Ramadan in New York among non-Muslims
Let’s take a look at a typical day of a Muslim in a non-Muslim country who needs to keep the fast and cohabitate with other people in the area and typical hardships that emerge during this time.
- Suhoor (the morning meal) should be completed before the day breaks. Then, it’s necessary to pray in the masjid. A person needs to rush there, pray, and be back home before he or she is late for work. A quick shower before rushing to work and that’s it. There’s no time to give attention to Qur’an or think about important things that should be contemplated during Ramadan
- The regular working hours in non-Muslim countries mean communicating with a lot of people, involving the opposite gender. As a rule, when Ramadan comes, it’s already very warm and women in a lot of countries tend to dress in light clothes that expose their bodies. This can be a huge trial for a Muslim man during the fasting when the mind should be clear of such thoughts!
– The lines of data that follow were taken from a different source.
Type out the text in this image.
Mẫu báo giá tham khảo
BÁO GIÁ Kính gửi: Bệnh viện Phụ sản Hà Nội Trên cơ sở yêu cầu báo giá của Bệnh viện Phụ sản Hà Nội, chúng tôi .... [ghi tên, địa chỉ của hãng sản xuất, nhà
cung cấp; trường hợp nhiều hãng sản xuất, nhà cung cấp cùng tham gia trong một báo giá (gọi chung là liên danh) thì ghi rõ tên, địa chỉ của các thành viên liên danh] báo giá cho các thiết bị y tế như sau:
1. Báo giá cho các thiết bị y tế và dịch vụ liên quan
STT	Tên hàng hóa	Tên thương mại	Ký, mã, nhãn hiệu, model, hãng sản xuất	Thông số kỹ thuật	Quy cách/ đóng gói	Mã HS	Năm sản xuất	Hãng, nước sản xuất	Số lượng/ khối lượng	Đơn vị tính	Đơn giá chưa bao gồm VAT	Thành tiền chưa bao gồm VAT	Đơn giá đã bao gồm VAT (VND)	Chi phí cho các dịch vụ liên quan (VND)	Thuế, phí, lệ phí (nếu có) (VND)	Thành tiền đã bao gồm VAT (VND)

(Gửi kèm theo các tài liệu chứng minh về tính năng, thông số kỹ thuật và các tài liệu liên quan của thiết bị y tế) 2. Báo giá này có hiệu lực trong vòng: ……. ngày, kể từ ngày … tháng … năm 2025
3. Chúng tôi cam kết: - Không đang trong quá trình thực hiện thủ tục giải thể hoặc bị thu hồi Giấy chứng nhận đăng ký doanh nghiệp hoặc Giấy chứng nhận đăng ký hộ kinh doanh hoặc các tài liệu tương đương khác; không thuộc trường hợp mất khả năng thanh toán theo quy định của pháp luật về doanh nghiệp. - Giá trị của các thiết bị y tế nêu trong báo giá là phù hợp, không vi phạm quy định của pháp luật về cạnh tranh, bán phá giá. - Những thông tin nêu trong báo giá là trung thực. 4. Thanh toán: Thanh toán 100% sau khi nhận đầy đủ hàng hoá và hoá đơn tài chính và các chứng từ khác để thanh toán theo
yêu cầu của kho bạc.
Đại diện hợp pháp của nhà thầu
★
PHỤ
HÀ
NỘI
- In non Muslim countries people are used to having lunch breaks or simple coffee breaks every now and then and will not stop their routine. For a person who’s fasting during the whole month it can be a tempting routine, except for the very disciplined ones. The same is with smoking. It’s quite hard to stay calm and serene while colleagues take a cigarette break and you can’t do it
- Working hours often last later than the sunset. Something may happen and a person is forced to stay overtime until late in the evening. This is already the time to take an evening meal, finally, after the long hungry day, and a person often has the time enough only for rushing back home from work and sitting down for the iftaar (the evening meal)
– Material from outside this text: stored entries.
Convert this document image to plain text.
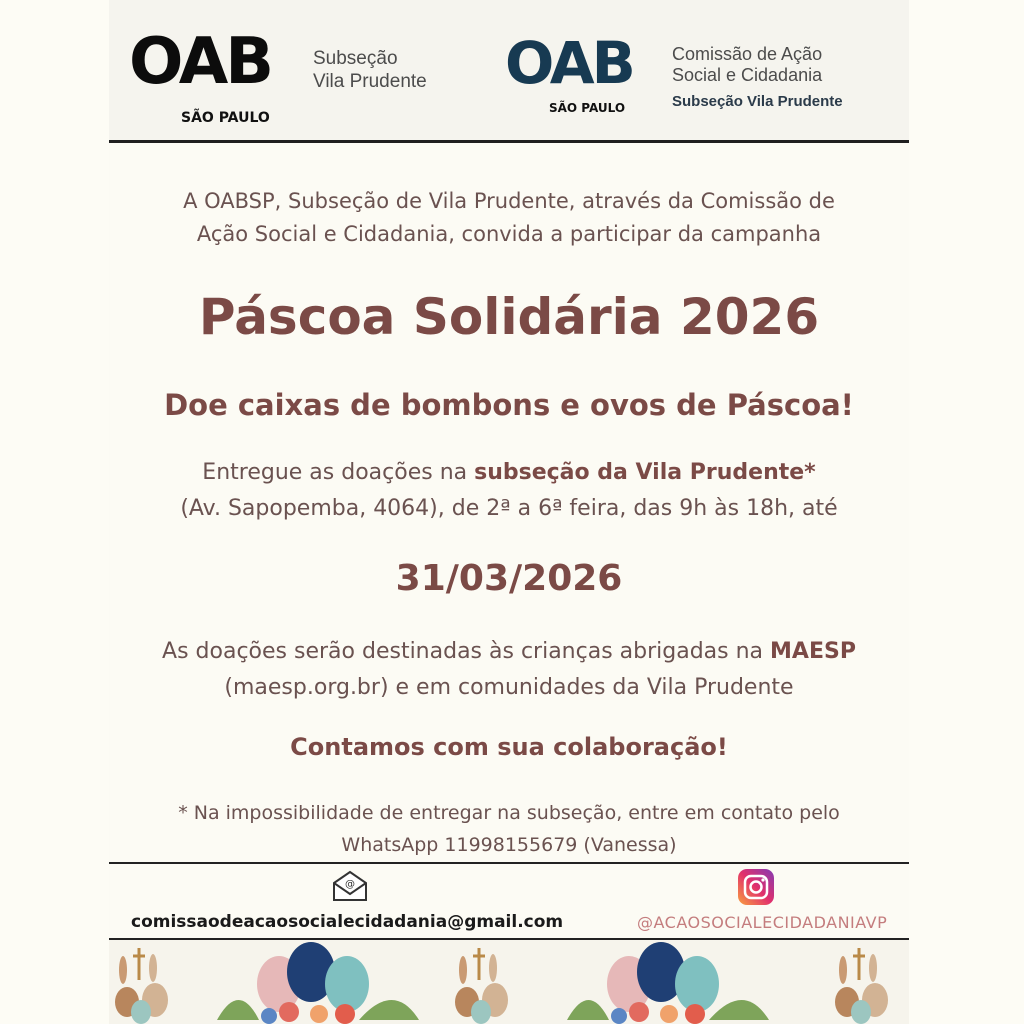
OAB
SÃO PAULO
Subseção
Vila Prudente OAB
SÃO PAULO
Comissão de Ação
Social e Cidadania
Subseção Vila Prudente
A OABSP, Subseção de Vila Prudente, através da Comissão de
Ação Social e Cidadania, convida a participar da campanha
Páscoa Solidária 2026
Doe caixas de bombons e ovos de Páscoa!
Entregue as doações na subseção da Vila Prudente*
(Av. Sapopemba, 4064), de 2ª a 6ª feira, das 9h às 18h, até
31/03/2026
As doações serão destinadas às crianças abrigadas na MAESP
(maesp.org.br) e em comunidades da Vila Prudente
Contamos com sua colaboração!
* Na impossibilidade de entregar na subseção, entre em contato pelo
WhatsApp 11998155679 (Vanessa)
@
comissaodeacaosocialecidadania@gmail.com	@ACAOSOCIALECIDADANIAVP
- In a very short while, the time for Isha (the prayer) comes and it’s again necessary to rush to the masjid. On evenings, New York is crowded with cars and traffic jams are a regular thing. People have to use no less crowded subways or even run on foot to reach the place
- Depending on each Imam, the tarawih (the collective prayer) may last for a very long time. When people return home, it’s already about midnight. Remember that it’s necessary to have a morning meal before the dawn breaks!
- Some totally faithful Muslims have the energy to wake up even earlier for qiyaam-ul-layl (the night prayer that should be completed before suhoor) and even to keep away from brushing their teeth (the action can be classified as violation of the fasting if the toothpaste that gets inside the mouth during the process). Leaving teeth uncleaned is not really loved in a place of work.
- This is briefly what a person experiences while living and working in non-Muslim countries.
To recapitulate the above-said things, living through Ramadan can be quite hard for a Muslim who is far away from the Muslim society. However, no pain – no gain. Maybe, the sacrifice of living in such conditions makes the sacred fasting even more appreciated by the creator. This fact alone is well worth a lot for the believers.